Justice Mohammad Muzammil Khan reserved judgment on the writ petition filed by Advocate MD Tahir after the parties concluded their arguments. The petitioner had objected to the rise in the number of ministers at federal and provincial cabinets and pleaded that they were not required in the presence of secretaries of line departments, who were competent enough to run the administration on their own.
The advocate-general submitted that if the contentions were accepted, it would amount to collapse of the whole constitutional scheme of things, which included the federal system, the parliamentary form of government, the president and the central and provincial cabinets, the independence of judiciary and the Islamic character of the state.
Quoting a number of Supreme Court judgments, including the decision in the case of Syed Zafar Ali Shah in the year 2000, he submitted that the apex court had restrained the government from interfering with the fundamental constitutional policy and systems like the federal parliamentary democracy, judiciary and state's Islamic character.
Mr Razvi stated that the formation of cabinets was part of the basic constitutional framework of federal parliamentary democracy which no state institution was empowered to review.
He submitted that no court could have the power to examine an issue which related to reopening the constitutional scheme of things. He submitted that judges were appointed for the Supreme Court by the prime minister and for high courts by chief ministers.
The judiciary represented a constitutional authority exercised by the government. The creation could not annul its creator and the courts were obliged to defend and protect the constitution which created them.
As for the number of ministers, the advocate-general submitted, the constitution did not envisage an upper limit. The limit was for the appointment of advisers, and their number at the centre and in provinces was strictly in accordance with provisions of the constitution.
Referring to department secretaries, the AG submitted that they were not constitutional functionaries like ministers, state ministers and advisors. Secretaries were essentially civil servants and were appointed through statutes and were not superior to those appointed in accordance with the constitution.

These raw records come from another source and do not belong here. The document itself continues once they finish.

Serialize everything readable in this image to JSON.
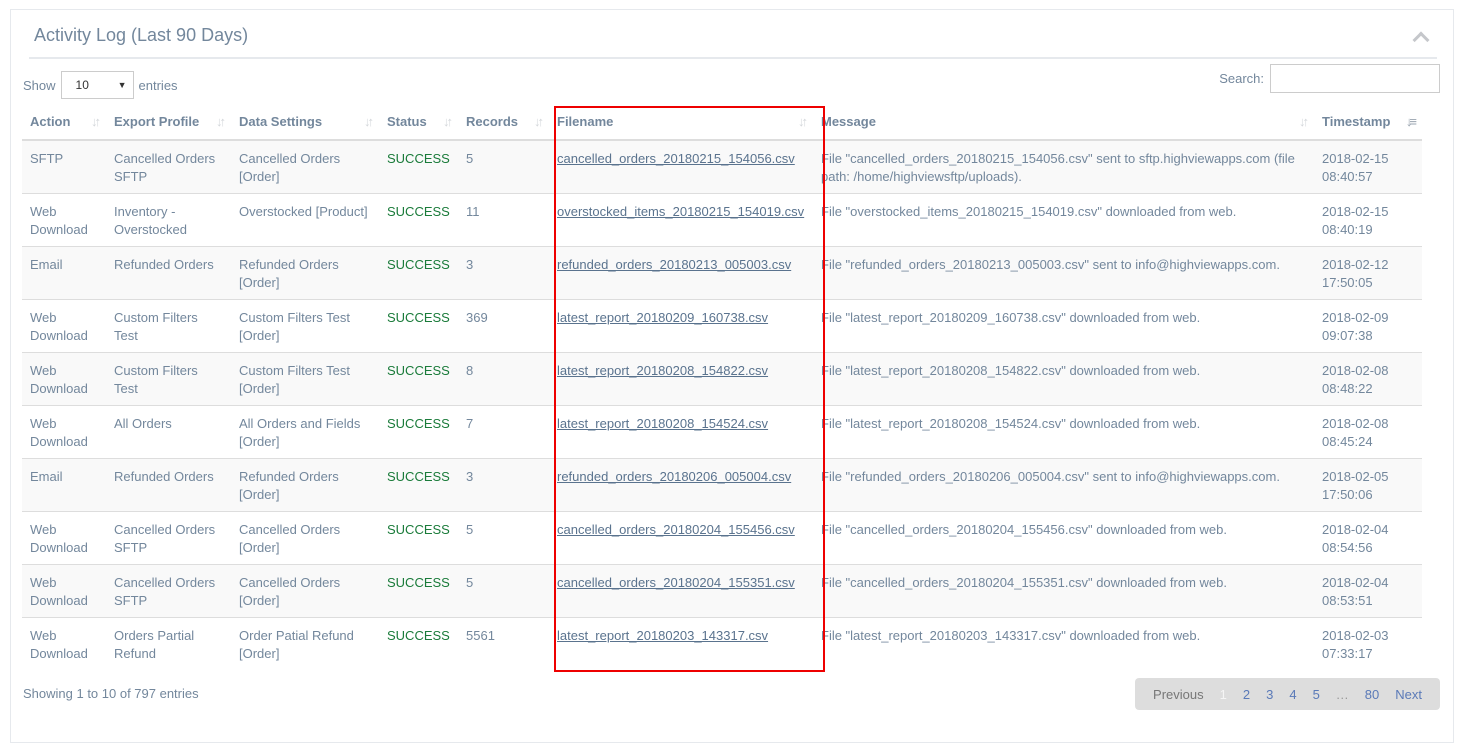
{
  "panel": {
    "title": "Activity Log (Last 90 Days)"
  },
  "controls": {
    "show_label": "Show",
    "entries_value": "10",
    "entries_label": "entries",
    "search_label": "Search:",
    "search_value": ""
  },
  "columns": [
    "Action",
    "Export Profile",
    "Data Settings",
    "Status",
    "Records",
    "Filename",
    "Message",
    "Timestamp"
  ],
  "rows": [
    [
      "SFTP",
      "Cancelled Orders SFTP",
      "Cancelled Orders [Order]",
      "SUCCESS",
      "5",
      "cancelled_orders_20180215_154056.csv",
      "File \"cancelled_orders_20180215_154056.csv\" sent to sftp.highviewapps.com (file path: /home/highviewsftp/uploads).",
      "2018-02-15 08:40:57"
    ],
    [
      "Web Download",
      "Inventory - Overstocked",
      "Overstocked [Product]",
      "SUCCESS",
      "11",
      "overstocked_items_20180215_154019.csv",
      "File \"overstocked_items_20180215_154019.csv\" downloaded from web.",
      "2018-02-15 08:40:19"
    ],
    [
      "Email",
      "Refunded Orders",
      "Refunded Orders [Order]",
      "SUCCESS",
      "3",
      "refunded_orders_20180213_005003.csv",
      "File \"refunded_orders_20180213_005003.csv\" sent to info@highviewapps.com.",
      "2018-02-12 17:50:05"
    ],
    [
      "Web Download",
      "Custom Filters Test",
      "Custom Filters Test [Order]",
      "SUCCESS",
      "369",
      "latest_report_20180209_160738.csv",
      "File \"latest_report_20180209_160738.csv\" downloaded from web.",
      "2018-02-09 09:07:38"
    ],
    [
      "Web Download",
      "Custom Filters Test",
      "Custom Filters Test [Order]",
      "SUCCESS",
      "8",
      "latest_report_20180208_154822.csv",
      "File \"latest_report_20180208_154822.csv\" downloaded from web.",
      "2018-02-08 08:48:22"
    ],
    [
      "Web Download",
      "All Orders",
      "All Orders and Fields [Order]",
      "SUCCESS",
      "7",
      "latest_report_20180208_154524.csv",
      "File \"latest_report_20180208_154524.csv\" downloaded from web.",
      "2018-02-08 08:45:24"
    ],
    [
      "Email",
      "Refunded Orders",
      "Refunded Orders [Order]",
      "SUCCESS",
      "3",
      "refunded_orders_20180206_005004.csv",
      "File \"refunded_orders_20180206_005004.csv\" sent to info@highviewapps.com.",
      "2018-02-05 17:50:06"
    ],
    [
      "Web Download",
      "Cancelled Orders SFTP",
      "Cancelled Orders [Order]",
      "SUCCESS",
      "5",
      "cancelled_orders_20180204_155456.csv",
      "File \"cancelled_orders_20180204_155456.csv\" downloaded from web.",
      "2018-02-04 08:54:56"
    ],
    [
      "Web Download",
      "Cancelled Orders SFTP",
      "Cancelled Orders [Order]",
      "SUCCESS",
      "5",
      "cancelled_orders_20180204_155351.csv",
      "File \"cancelled_orders_20180204_155351.csv\" downloaded from web.",
      "2018-02-04 08:53:51"
    ],
    [
      "Web Download",
      "Orders Partial Refund",
      "Order Patial Refund [Order]",
      "SUCCESS",
      "5561",
      "latest_report_20180203_143317.csv",
      "File \"latest_report_20180203_143317.csv\" downloaded from web.",
      "2018-02-03 07:33:17"
    ]
  ],
  "footer": {
    "info": "Showing 1 to 10 of 797 entries",
    "pages": [
      "Previous",
      "1",
      "2",
      "3",
      "4",
      "5",
      "…",
      "80",
      "Next"
    ],
    "current_page": "1"
  },
  "colors": {
    "success": "#1A7B3A",
    "highlight": "#EE0000"
  }
}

Deputy Attorney General Danishwar Malik, who adopted he arguments of the advocate-general, submitted on an inquiry by the court that the federal cabinet comprised 20 ministers, seven ministers of state and four advisors.
No violation of the constitution had been committed particularly with regard to the appointment of advisors, whose number was fixed at five by basic law of the land. He submitted that Article 92 did not fix the number of ministers.
The petitioner submitted that the Punjab had 42 ministers to take care of 32 departments. He submitted that the cabinet was a burden on the exchequer. On a court inquiry that any extra-constitutional step taken in the formation of the cabinet be pointed out, the petitioner stated that the constitution had been made a joke by successive governments and its provisions were violated with impunity.